Rehabilitation works are in full swing. Workers are already repairing the channel, fore bay tank and spill ways which require concreting. Officials said 38 percent of the work has been completed.

Chumey Bhutan Power Corporation (BPC) officials said they would be replacing all the turbines and other equipment.

Officials also said it was difficult to find spare parts for the old machines and they tended to break down just a month after being replaced. As a result, maintenance was becoming expensive.

Chumey BPC supervisor, Guru Tshering, said machines manufactured in Austria are going to be installed. “Of the three turbines, each turbine is expected to generate 579kw of electricity each,” he said.

An Austrian company, Erhard Automation was awarded the USD 2.43M contract. BPC is funding the project. The project should be completed by January 2018.

Also known as the Gyetsa mini-hydro project, it was constructed in 1988 to supply power to central Bhutan, particularly Bumthang. Certain parts of Trongsa also received power from the mini-hydro plant until recent years.

“Save for the control panels, the rest of the operational machines, like turbines and flywheel, are shut now,” Guru Tshering said.

The control panels are still used to transfer incoming power from grids in substations.

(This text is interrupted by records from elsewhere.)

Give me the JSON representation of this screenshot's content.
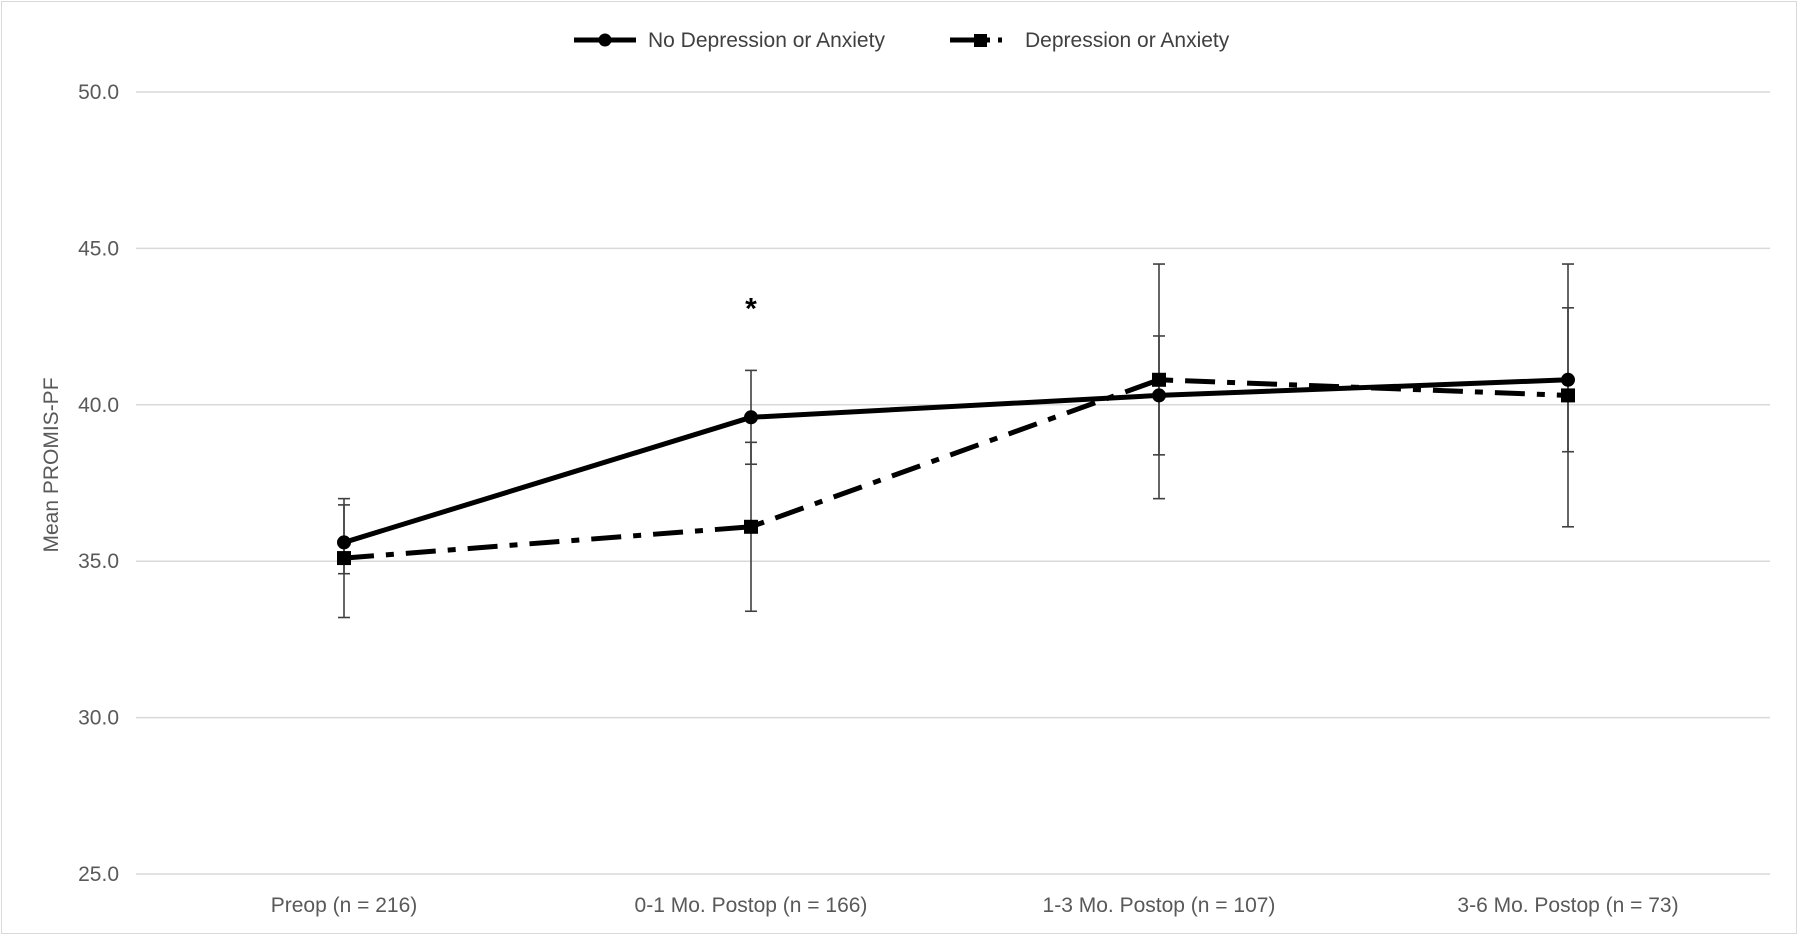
{
  "chart_data": {
    "type": "line",
    "title": "",
    "xlabel": "",
    "ylabel": "Mean PROMIS-PF",
    "categories": [
      "Preop (n = 216)",
      "0-1 Mo. Postop (n = 166)",
      "1-3 Mo. Postop (n = 107)",
      "3-6 Mo. Postop (n = 73)"
    ],
    "ylim": [
      25.0,
      50.0
    ],
    "yticks": [
      "25.0",
      "30.0",
      "35.0",
      "40.0",
      "45.0",
      "50.0"
    ],
    "grid": true,
    "legend_position": "top-center",
    "series": [
      {
        "name": "No Depression or Anxiety",
        "style": "solid",
        "marker": "circle",
        "color": "#000000",
        "values": [
          35.6,
          39.6,
          40.3,
          40.8
        ],
        "error_low": [
          34.6,
          38.1,
          37.0,
          38.5
        ],
        "error_high": [
          36.8,
          41.1,
          42.2,
          43.1
        ]
      },
      {
        "name": "Depression or Anxiety",
        "style": "dash-dot",
        "marker": "square",
        "color": "#000000",
        "values": [
          35.1,
          36.1,
          40.8,
          40.3
        ],
        "error_low": [
          33.2,
          33.4,
          38.4,
          36.1
        ],
        "error_high": [
          37.0,
          38.8,
          44.5,
          44.5
        ]
      }
    ],
    "annotations": [
      {
        "text": "*",
        "category_index": 1,
        "y": 43.2
      }
    ]
  }
}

While two of the three turbines stopped functioning from 2012, the last one stopped in October 2013.

In an earlier interview, BPC’s senior manager in Bumthang, Gyeltshen had also said that the age of the machines, and wear and tear forced the project to shut down completely. He also said that the escalating maintenance costs incurred in the process of repair also contributed to its closure.

“Once the project is commissioned, it’ll be a crucial back up service for Bumthang during power breakdowns,” Guru Tshering said, adding that the project would also be a source of revenue generation for BPC Bumthang.